The Scanning Electron Microscope photograph of bread found at Shubayqa 1.
The Scanning Electron Microscope photograph of bread found at Shubayqa 1. All photos courtesy of Alexis Pantos

Bread-making around the world has evolved from a similar, ancient approach of combining flour, water, and sometimes yeast. But for prehistoric societies with limited tools, making bread wasn’t so simple. Given how laborious it was to make bread thousands of years ago, it’s long been associated with settled Neolithic societies—and only after the advent of agriculture.

That’s no longer the case. Today, a team of researchers from the University of Copenhagen, the University College London, and the University of Cambridge released a paper in the Proceedings of the National Academy of Sciences detailing their discovery of 14,400-year-old crumbs from a flatbread. The archaeological site, known as Shubayqa 1, is located in the Black Desert of northeastern Jordan and was home to Natufian hunter-gatherers. The flatbread remains are not only the oldest instance of bread found to date, but also preeminent examples of how bread-making existed even before agriculture developed some 4,000 years later.

“Nobody had found any direct evidence for production of bread, so the fact that bread predates agriculture is kind of stunning,” says Tobias Richter, a University of Copenhagen archaeologist who co-authored the paper. “Because making bread is quite labor-intensive, and you don’t necessarily get a huge return for it. So it doesn’t seem like an economical thing to do.” That’s because breadmaking doesn’t just involve baking: Back then, it would have also involved kneading, grinding cereals into fine grains, and dehusking plants.

Before the find at Shubayqa 1, the closest evidence of bread-like cereal meals had been identified at the Neolithic site Çatalhöyük, in Turkey. “We really didn’t think up until now that in the Natufian [period], people were making bread,” he adds. “We’ve just pushed that 5,000 years earlier.”

For years, researchers have been excavating Shubayqa 1 to learn more about the Natufians’ diet and lifestyle. “Natufian is a very interesting period in Near Eastern prehistory, because it does mark a real point of departure with some of the preceding periods,” Richter says. “They built some of the world’s earliest stone dwellings, and appear to have been more sedentary than periods before then.”

The semi-sunken structure pictured at Shubayqa 1 is made of stone.
The semi-sunken structure pictured at Shubayqa 1 is made of stone.
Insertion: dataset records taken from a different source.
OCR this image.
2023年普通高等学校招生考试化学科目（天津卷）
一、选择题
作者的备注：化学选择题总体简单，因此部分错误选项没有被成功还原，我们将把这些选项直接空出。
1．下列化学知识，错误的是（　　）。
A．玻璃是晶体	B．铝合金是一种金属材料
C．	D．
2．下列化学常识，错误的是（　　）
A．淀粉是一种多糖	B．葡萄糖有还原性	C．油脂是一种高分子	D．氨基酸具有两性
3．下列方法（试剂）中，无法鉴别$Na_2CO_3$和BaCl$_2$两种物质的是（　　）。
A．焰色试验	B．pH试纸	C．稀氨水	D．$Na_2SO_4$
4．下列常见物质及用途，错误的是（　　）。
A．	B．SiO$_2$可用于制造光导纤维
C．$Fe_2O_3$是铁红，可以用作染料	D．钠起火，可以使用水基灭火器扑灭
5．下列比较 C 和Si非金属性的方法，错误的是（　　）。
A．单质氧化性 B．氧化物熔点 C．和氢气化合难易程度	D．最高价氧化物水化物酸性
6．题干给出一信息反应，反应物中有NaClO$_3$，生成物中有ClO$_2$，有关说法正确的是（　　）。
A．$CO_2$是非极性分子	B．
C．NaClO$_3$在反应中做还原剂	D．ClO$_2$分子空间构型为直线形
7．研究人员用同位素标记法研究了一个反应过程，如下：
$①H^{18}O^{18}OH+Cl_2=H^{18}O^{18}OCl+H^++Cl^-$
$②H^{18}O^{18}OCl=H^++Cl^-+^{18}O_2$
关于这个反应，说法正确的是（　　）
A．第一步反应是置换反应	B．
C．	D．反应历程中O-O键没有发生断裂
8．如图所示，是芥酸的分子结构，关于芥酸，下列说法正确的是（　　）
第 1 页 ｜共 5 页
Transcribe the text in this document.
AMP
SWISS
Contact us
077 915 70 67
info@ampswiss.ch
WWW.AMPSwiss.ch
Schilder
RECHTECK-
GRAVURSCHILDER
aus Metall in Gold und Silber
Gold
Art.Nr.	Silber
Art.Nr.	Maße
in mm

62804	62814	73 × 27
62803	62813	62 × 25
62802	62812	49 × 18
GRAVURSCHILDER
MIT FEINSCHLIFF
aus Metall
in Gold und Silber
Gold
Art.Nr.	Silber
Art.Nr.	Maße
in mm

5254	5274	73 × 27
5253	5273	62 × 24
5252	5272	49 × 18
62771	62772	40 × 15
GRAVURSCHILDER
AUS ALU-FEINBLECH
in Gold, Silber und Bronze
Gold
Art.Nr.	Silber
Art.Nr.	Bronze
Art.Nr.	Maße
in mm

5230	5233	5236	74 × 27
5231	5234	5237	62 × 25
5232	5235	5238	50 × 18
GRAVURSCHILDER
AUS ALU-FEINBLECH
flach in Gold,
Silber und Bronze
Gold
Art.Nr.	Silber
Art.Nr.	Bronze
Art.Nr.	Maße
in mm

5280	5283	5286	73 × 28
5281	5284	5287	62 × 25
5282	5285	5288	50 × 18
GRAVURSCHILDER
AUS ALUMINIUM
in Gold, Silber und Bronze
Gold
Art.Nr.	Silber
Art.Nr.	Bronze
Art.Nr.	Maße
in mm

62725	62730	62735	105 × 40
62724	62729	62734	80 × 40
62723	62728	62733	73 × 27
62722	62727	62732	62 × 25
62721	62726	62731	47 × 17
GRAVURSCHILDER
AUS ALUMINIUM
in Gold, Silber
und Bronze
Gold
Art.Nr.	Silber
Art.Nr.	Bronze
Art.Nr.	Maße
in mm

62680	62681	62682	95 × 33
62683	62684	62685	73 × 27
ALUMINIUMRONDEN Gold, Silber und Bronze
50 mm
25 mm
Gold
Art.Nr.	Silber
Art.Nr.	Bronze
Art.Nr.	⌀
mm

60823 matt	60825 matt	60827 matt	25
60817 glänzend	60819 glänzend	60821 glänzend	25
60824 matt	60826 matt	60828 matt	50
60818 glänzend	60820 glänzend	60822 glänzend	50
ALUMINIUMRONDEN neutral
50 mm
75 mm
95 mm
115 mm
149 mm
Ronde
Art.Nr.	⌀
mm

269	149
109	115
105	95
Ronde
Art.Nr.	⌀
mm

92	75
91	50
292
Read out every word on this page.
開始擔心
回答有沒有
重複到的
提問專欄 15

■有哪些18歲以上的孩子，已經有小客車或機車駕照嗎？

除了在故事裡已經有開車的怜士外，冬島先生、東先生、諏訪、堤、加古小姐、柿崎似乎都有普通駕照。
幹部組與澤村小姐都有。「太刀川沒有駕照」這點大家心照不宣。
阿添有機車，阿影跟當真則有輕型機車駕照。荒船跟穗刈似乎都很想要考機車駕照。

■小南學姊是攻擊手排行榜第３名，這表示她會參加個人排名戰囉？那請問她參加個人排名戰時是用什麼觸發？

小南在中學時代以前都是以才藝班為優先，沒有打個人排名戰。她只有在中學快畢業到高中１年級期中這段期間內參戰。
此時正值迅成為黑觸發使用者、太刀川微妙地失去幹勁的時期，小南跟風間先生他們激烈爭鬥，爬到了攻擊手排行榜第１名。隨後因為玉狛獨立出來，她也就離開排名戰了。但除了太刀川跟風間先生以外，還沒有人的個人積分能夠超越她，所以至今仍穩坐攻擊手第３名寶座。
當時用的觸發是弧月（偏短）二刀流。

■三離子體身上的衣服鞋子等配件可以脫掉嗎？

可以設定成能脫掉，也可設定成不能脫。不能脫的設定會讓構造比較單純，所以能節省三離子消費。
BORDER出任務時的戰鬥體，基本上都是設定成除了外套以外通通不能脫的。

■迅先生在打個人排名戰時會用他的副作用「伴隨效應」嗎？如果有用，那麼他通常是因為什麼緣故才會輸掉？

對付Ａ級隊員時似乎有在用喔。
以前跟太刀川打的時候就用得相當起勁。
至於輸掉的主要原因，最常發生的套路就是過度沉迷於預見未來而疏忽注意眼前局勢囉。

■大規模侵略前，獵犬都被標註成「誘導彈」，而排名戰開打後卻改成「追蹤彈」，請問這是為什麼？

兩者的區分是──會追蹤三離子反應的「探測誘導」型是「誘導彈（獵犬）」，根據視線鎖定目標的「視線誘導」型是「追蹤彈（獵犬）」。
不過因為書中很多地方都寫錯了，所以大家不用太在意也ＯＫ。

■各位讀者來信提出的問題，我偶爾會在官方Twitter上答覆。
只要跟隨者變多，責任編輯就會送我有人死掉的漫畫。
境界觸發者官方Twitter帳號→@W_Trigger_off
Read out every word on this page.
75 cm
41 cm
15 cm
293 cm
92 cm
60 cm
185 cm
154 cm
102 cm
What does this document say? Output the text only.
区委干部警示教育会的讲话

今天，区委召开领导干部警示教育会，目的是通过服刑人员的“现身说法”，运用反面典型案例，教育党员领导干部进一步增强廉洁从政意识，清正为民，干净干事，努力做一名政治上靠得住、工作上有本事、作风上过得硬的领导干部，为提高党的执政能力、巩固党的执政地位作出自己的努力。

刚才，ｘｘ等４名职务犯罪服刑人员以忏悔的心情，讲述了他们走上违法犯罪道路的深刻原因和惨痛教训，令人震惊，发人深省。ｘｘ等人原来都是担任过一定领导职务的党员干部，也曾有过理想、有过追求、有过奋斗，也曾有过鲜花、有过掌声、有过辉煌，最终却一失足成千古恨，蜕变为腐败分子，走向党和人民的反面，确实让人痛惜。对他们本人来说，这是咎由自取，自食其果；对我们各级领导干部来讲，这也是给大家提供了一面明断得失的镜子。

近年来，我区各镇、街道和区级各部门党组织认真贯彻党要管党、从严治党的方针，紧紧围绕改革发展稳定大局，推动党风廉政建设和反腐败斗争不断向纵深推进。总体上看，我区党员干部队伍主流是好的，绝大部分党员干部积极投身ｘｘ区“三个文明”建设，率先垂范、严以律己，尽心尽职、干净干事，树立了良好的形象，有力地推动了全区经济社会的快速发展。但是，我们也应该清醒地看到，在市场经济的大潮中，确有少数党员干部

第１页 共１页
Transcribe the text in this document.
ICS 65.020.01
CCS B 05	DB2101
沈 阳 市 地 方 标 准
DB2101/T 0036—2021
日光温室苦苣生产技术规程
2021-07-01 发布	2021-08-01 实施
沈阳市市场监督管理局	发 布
Richter says that compared to other Natufian sites, Shubayqa 1 is unusual in how well-preserved its plants are, and it reveals intriguing possibilities about the relationship between social change, economic shifts, and climate change. Previous findings suggest, for instance, that the Natufians had high-carbohydrate diets, hunted animals such as gazelles, and, as evidenced by their elaborate burials, had well-established cultural rituals.

The bread discovery happened by chance, when Amaia Arranz Otaegui, an archaeobotanist at the University of Copenhagen, found unidentifiable charred remains in fireplaces at Shubayqa 1. She took her findings to University College London’s Institute of Archaeology, which has a trove of modern plants that archaeologists can compare their findings to. There, she enlisted the help of Lara González Carretero, an authority on prehistoric bread. Using electronic microscopy, she determined that the charred remains—which Richter describes as “the kind of stuff you might find at the bottom of your toaster”—was likely evidence of unleavened bread.

Until recently, food remains weren’t given much attention within archaeological digs. “Mostly up until now archaeobotanists have been interested in seeds, wood fragments, and nuts and so forth,” Richter says. “It’s fairly new that people have started to look at food remains in these sediment samples that we’re excavating from various sites.” Several years ago, a team of researchers excavating the Natufian site Huzuq Musa (in Israel’s Jordan Valley) processed wild barley and loaves of unleavened bread using 12,500-year-old conical mortars. Some experts have speculated that bread-baking stretches back even further than 14,400 years ago.

Grinding a club rush plant to experiment with flour-making.
Grinding a club rush plant to experiment with flour-making.

Over the years, fossilized loaves and bread-making grains alike have been unearthed at archaeological sites, such as Italy’s Pompeii and Ohalo II, in what’s now considered Israel, respectively. But the recently discovered flatbread remains at Shubayqa 1 bear similarities to those found at various other sites around Turkey and Europe, too. “So we now know that bread-like products were produced long before the development of farming,” said Arranz Otaegui. “The next step is to evaluate if the production and consumption of bread influenced the emergence of plant cultivation and domestication at all.”

How Natufians made this bread, exactly, remains up for debate. “What’s quite surprising from the work we’ve done so far is that the flour they used is really fine, and you wonder, ‘How the hell did they do that?’” Richter says. “[It’s] really high-quality, so they must have spent a lot of time getting it into a really fine state.” He says the team has been awarded another grant to study food production, so making a very old flatbread is on the table. “One of the things we want to do next is to try and reproduce this bread experimentally,” Richter says. “And see what it tasted like.”